Kau seperti benalu dan pengganggu” ucapku dan diapun diam, kemudian akupun
pergi meninggalkannya sendirian - diperpustakaan -. Entah, aku tak perduli ‘Mengganggu’ .
Apakah
aku sudah keterlaluan? Apakah prkataanku sungguh kasar, tidak pantas gadis
berpendidikan seperti ku ini mengatakan hal yang demikian. Dirumah aku berfikir, aku merasa
sungguh
keterlaluan mengatakan hal itu pada Daniel, pengganggu? Entah apa yang terjadi
padaku. Tapi... aku merasa bersalah. Tidak seharusnya aku mengatakan hal
seperti itu padanya. Aku sungguh keterlaluan, aku pergi kerumahnya dan
kembali bertemu dengan pria yang aku temui sebelumnya.
“Apakah Daniel ada?” tanyaku
ketika pria itu akan
mulai menyalakan tv.
“Dia ada, tapi... sepertinya dia
tidak ingin diganggu” ucap pria itu.
“Oh... aku belum tau siapa
namamu” lanjutnya dan tersenyum
kearahku.
“Aku?

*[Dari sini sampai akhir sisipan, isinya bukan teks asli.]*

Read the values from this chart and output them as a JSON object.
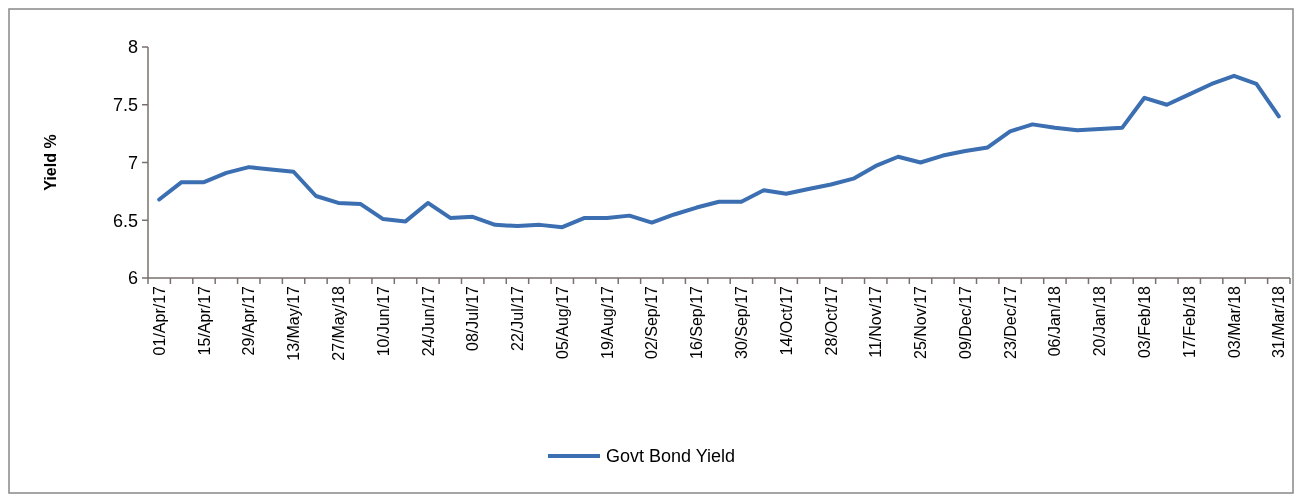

Aku Ever, Cash Everdeen”
ucapku, dia tersenyum. Lalu pria itu masuk sebentar, Beberapa menit setelah
itu, diapun keluar membawa 2 gelas teh panas, asapnya masih mengepul hangat diudara.
“Ever ya? Aku Dylan, Dylan
Roudten sepupu Daniel” ucapnya. Namun setelah itu suara decitan pintu terdengar
dari luar.
“Ahh... kenapa Daniel berhenti
memberikan kami uang? Dylan... apa sebenarnya masalah Daniel. Kalau begini
terus aku tidak mau lagi berteman dengannya”. Degh... apa yang mereka katakan?

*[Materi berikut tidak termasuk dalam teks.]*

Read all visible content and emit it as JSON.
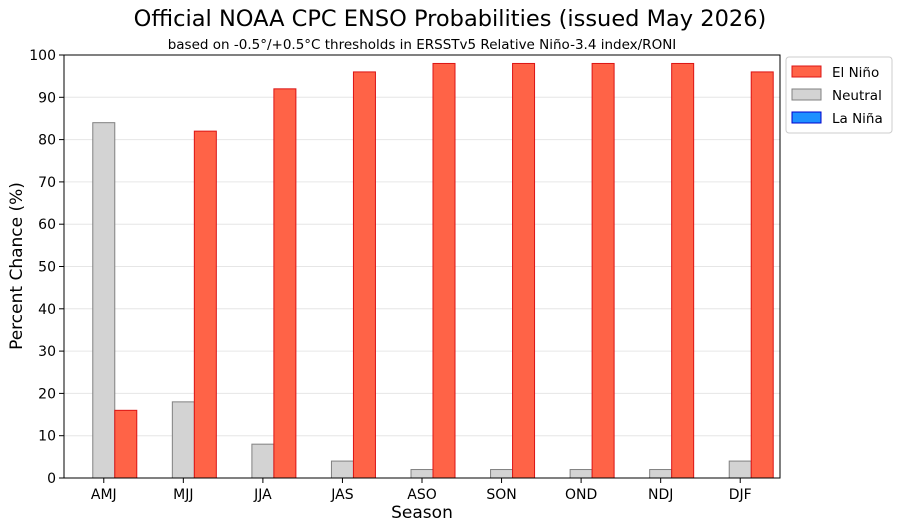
{
  "chart_data": {
    "type": "bar",
    "title": "Official NOAA CPC ENSO Probabilities (issued May 2026)",
    "subtitle": "based on -0.5°/+0.5°C thresholds in ERSSTv5 Relative Niño-3.4 index/RONI",
    "xlabel": "Season",
    "ylabel": "Percent Chance (%)",
    "ylim": [
      0,
      100
    ],
    "yticks": [
      0,
      10,
      20,
      30,
      40,
      50,
      60,
      70,
      80,
      90,
      100
    ],
    "grid": "horizontal",
    "legend_position": "top-right",
    "categories": [
      "AMJ",
      "MJJ",
      "JJA",
      "JAS",
      "ASO",
      "SON",
      "OND",
      "NDJ",
      "DJF"
    ],
    "series": [
      {
        "name": "La Niña",
        "color": "#1e90ff",
        "edge": "#0000cd",
        "values": [
          0,
          0,
          0,
          0,
          0,
          0,
          0,
          0,
          0
        ]
      },
      {
        "name": "Neutral",
        "color": "#d3d3d3",
        "edge": "#808080",
        "values": [
          84,
          18,
          8,
          4,
          2,
          2,
          2,
          2,
          4
        ]
      },
      {
        "name": "El Niño",
        "color": "#ff6347",
        "edge": "#dc1414",
        "values": [
          16,
          82,
          92,
          96,
          98,
          98,
          98,
          98,
          96
        ]
      }
    ],
    "legend_order": [
      "El Niño",
      "Neutral",
      "La Niña"
    ]
  }
}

“Aku sudah tidak mau menjadi
temannya”,
Aku sudah mengatakan padamu, dan
kau tak percaya. Aku hanya menunduk.
“Bahkan dia terlihat bodoh
kemarin, hahaha...” Hhh... aku hanya bisa menarik nafas, kemudian aku berdiri.
“Daniel...”
Apa yang aku lakukan? “Dia senang
menjadi teman kalian”.
Ini salah, tidak seharusnya aku
perduli. “Dia perduli, kenapa kalian berkata seperti itu? Kenapa kalian tidak
menghargai teman kalian sendiri?” Tidak, apa yang kulakukan?
Mataku mulai
terasa panas.
“Kalian tidak boleh
membohonginya”. Aku tak pernah merasa seperti ini, aku ingin menangis. Ketika
melihat wajahnya waktu itu... saat dimana dia mengatakan
‘Mereka orang baik...
sekaligus orang yang pertama menjadi temanku. Mereka juga tidak sekolah. Dan
kau... kau adalah gadis yang pertama kali datang kerumahku’

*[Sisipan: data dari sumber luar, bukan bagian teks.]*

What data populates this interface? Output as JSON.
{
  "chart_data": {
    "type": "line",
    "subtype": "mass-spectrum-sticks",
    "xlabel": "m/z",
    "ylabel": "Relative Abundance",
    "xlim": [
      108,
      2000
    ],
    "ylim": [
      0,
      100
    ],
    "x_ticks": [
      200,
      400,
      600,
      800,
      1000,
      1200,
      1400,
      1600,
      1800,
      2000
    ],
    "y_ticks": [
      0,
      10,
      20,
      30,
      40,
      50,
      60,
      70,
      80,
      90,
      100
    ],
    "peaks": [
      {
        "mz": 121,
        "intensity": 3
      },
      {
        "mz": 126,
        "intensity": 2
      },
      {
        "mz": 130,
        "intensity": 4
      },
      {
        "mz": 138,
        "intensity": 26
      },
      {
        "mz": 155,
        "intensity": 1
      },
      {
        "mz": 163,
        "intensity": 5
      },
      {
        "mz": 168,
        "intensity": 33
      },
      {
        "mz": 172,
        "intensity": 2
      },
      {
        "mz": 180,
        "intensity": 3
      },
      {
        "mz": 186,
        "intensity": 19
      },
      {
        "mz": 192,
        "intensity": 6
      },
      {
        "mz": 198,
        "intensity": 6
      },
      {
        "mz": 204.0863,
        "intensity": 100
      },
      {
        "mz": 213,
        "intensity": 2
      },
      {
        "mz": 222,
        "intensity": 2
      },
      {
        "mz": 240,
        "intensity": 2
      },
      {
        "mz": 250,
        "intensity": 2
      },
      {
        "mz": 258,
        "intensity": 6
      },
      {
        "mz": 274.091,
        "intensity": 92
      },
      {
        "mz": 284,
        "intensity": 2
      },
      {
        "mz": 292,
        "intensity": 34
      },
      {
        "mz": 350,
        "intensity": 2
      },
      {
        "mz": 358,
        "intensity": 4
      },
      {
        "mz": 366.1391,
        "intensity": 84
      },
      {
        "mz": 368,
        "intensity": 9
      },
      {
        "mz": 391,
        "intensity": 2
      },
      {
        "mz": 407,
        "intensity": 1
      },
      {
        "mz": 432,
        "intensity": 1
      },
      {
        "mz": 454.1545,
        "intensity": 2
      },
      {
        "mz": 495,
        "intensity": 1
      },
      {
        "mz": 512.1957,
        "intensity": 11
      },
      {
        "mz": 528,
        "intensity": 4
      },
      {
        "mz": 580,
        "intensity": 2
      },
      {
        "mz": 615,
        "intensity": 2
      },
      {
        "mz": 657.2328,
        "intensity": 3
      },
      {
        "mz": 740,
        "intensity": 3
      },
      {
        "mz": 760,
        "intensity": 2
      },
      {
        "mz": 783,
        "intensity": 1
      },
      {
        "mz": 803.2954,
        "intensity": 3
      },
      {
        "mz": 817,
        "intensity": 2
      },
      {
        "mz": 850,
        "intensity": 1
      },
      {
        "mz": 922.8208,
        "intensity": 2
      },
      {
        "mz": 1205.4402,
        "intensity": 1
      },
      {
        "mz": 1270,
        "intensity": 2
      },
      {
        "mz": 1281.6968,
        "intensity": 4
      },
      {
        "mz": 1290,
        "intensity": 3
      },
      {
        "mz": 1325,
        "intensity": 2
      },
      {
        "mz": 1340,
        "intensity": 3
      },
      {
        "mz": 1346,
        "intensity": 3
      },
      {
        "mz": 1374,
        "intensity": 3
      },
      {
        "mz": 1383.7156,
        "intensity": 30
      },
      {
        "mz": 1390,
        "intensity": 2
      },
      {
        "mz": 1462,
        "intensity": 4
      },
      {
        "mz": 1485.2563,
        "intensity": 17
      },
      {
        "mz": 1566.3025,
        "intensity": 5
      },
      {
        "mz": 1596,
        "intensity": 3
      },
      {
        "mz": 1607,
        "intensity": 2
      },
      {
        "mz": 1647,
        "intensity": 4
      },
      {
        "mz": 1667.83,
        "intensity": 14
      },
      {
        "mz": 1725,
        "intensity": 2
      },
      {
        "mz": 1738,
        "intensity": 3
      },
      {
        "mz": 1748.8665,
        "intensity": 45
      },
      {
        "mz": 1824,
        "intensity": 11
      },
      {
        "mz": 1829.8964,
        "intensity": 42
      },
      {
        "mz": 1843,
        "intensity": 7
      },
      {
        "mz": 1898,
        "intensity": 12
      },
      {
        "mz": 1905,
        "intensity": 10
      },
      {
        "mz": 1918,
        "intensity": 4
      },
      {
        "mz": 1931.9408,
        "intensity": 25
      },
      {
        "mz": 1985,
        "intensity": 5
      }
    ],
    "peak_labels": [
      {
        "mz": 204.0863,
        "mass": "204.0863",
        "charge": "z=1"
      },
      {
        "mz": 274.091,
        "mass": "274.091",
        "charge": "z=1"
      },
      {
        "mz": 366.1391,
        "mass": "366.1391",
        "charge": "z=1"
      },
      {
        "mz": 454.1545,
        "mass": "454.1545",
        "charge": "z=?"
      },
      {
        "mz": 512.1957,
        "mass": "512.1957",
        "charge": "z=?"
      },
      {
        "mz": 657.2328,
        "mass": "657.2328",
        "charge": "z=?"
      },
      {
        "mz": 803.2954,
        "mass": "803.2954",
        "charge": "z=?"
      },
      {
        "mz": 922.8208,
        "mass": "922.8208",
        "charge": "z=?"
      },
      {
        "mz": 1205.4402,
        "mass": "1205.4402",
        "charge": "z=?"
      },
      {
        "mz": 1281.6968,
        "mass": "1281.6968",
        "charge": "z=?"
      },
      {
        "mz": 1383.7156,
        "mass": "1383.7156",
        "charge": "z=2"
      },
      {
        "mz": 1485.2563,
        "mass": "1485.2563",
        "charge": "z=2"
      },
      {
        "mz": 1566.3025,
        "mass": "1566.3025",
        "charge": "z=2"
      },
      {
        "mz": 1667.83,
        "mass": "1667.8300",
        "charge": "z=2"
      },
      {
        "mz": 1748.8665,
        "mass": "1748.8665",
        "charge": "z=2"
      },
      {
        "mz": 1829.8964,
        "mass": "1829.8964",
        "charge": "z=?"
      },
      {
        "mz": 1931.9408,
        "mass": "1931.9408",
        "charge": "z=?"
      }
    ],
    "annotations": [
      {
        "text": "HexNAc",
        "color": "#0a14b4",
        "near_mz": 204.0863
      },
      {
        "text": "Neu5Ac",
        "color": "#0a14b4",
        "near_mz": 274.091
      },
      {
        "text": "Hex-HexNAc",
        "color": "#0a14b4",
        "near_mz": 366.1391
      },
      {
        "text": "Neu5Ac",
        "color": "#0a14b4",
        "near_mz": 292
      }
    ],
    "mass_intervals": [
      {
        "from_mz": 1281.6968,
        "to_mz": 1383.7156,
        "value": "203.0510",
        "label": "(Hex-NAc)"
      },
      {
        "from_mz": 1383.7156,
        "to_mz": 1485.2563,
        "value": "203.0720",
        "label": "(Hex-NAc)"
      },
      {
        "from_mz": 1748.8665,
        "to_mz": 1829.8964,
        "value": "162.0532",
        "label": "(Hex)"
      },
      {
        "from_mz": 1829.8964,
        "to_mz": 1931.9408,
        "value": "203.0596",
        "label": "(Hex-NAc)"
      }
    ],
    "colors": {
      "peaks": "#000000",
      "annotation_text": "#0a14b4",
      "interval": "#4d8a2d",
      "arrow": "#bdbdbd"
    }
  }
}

dia salah, mereka bukan orang baik. Aku menangis sambil menundukkan wajah, pria
itu mendekat kearahku
“Bukankah dia gadis yang bersama
Daniel waktu itu?”. Aku takut, ketakutan..
apa yang akan mereka lakukan.
“D-daniel? A-aku hanya ingin...”.
“Jangan menyentuhnya...” ucap suara yang
kuyakini adalah milik Daniel. Aku mengangkat kepala, dia -Daniel- memegang
tangan pria itu, kemudian mendorongnya.
“Pergilah Flick dan kalian juga.
Jangan pernah mengganggu temanku” ucapnya kemudian mereka pun pergi
meninggalkan tempat itu. Aku masih gugup, wajah yang dingin dan kaku.
“Aku akan mengantarmu pulang !”
ucapnya. Rumahku tidak jauh, tapi aku tak menolak.